Cruelty-free shopper? Organic only? Ciao investigates the adoption and animal-rescue centres in the Inner West that help residents extend their ethical lifestyle choices to animal companions. A furry friend in need is a friend indeed.

Maggie’s Rescue

Focusing on both cats and dogs, Maggie’s Rescue aims to secure loving and safe homes for abandoned or surrendered animals. This organisation takes quite a practical approach in their adoption process, with a two-week trial period available to those families who would consider owning a rescue animal – this is to allow time for both parties to adjust and to see if their arrangement is suitable for all involved.
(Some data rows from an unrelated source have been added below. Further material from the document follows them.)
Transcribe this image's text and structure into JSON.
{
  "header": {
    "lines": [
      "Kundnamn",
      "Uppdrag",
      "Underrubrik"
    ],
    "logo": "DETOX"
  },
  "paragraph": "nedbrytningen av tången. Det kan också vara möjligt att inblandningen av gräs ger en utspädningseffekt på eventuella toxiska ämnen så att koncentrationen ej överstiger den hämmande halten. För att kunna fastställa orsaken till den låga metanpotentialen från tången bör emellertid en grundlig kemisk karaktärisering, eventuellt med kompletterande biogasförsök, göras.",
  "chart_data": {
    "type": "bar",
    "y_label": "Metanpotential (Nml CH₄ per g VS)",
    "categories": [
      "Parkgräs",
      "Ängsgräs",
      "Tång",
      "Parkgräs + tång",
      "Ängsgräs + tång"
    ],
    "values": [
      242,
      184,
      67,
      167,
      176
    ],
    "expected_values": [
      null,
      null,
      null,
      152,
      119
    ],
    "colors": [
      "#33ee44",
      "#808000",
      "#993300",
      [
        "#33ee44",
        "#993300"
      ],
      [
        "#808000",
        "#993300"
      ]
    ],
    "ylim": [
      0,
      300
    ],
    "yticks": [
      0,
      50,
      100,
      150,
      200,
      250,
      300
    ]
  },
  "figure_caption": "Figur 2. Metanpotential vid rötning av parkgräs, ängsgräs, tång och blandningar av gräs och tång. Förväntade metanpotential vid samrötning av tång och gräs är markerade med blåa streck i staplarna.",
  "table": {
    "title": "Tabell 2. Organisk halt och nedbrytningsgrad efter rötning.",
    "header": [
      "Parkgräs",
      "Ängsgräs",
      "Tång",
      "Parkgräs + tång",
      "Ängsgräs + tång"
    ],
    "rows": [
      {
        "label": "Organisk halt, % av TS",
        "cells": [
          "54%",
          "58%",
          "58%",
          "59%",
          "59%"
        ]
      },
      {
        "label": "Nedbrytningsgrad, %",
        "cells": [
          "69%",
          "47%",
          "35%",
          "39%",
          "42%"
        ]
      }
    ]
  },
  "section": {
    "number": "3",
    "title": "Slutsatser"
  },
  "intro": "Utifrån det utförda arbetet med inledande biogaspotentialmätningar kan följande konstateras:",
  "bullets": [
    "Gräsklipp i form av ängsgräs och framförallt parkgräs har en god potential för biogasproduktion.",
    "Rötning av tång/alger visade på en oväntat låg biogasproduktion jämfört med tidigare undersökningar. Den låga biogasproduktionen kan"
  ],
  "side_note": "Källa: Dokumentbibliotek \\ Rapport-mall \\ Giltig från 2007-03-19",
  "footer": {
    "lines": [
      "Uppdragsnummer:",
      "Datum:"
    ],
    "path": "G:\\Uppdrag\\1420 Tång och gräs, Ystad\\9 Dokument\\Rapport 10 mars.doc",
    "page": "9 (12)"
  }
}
Maggie’s Facebook page is updated regularly, keeping you in the know of their latest adoptees, as well as notifying you of who has been lucky enough to have found a family.

Annandale Animal Hospital

In conjunction with providing typical veterinarian services, the Annandale Animal Hospital also houses an on-site adoption centre strictly dedicated to cats. They take in felines of all ages, ensuring that they have received the required vaccinations, necessary health checks and are (most importantly) microchipped before they are put up for adoption. The hospital’s central location in Leichhardt makes for easy access, and walk-ins are more than welcome. Drop on by – you may just find a cuddly new friend!

Rocky’s K9 Rescue

This non-for-profit organisation believes in providing lifetime, ‘fur-ever’ homes to all of their rescue animals, drawing on the help of volunteer foster carers. These individuals play a crucial role at Rocky’s in that they provide temporary accommodation for the adoptees until a suitable owner is found. Animals in foster care transition back into domestic life much easier, especially if they’ve experienced trauma or have spent substantial time in a shelter. If you want to adopt a new pet their website contains details of available animals, as well as a comprehensive list of past success stories.


The expansive parklands and green spaces of the Inner West are teeming with all types of animals. However, the majority of those aren’t domesticated. The Wildlife Information, Rescue & Education Service, or WIRES, is an organisation that tends to sick or critically injured wildlife and should be your first point of contact if you encounter an animal in need. They care for and rehabilitate thousands of native animals every year and rely on a team of trained volunteers to achieve this. If volunteering isn’t an option, donations of various kinds are welcomed to ensure that this vital community service continues.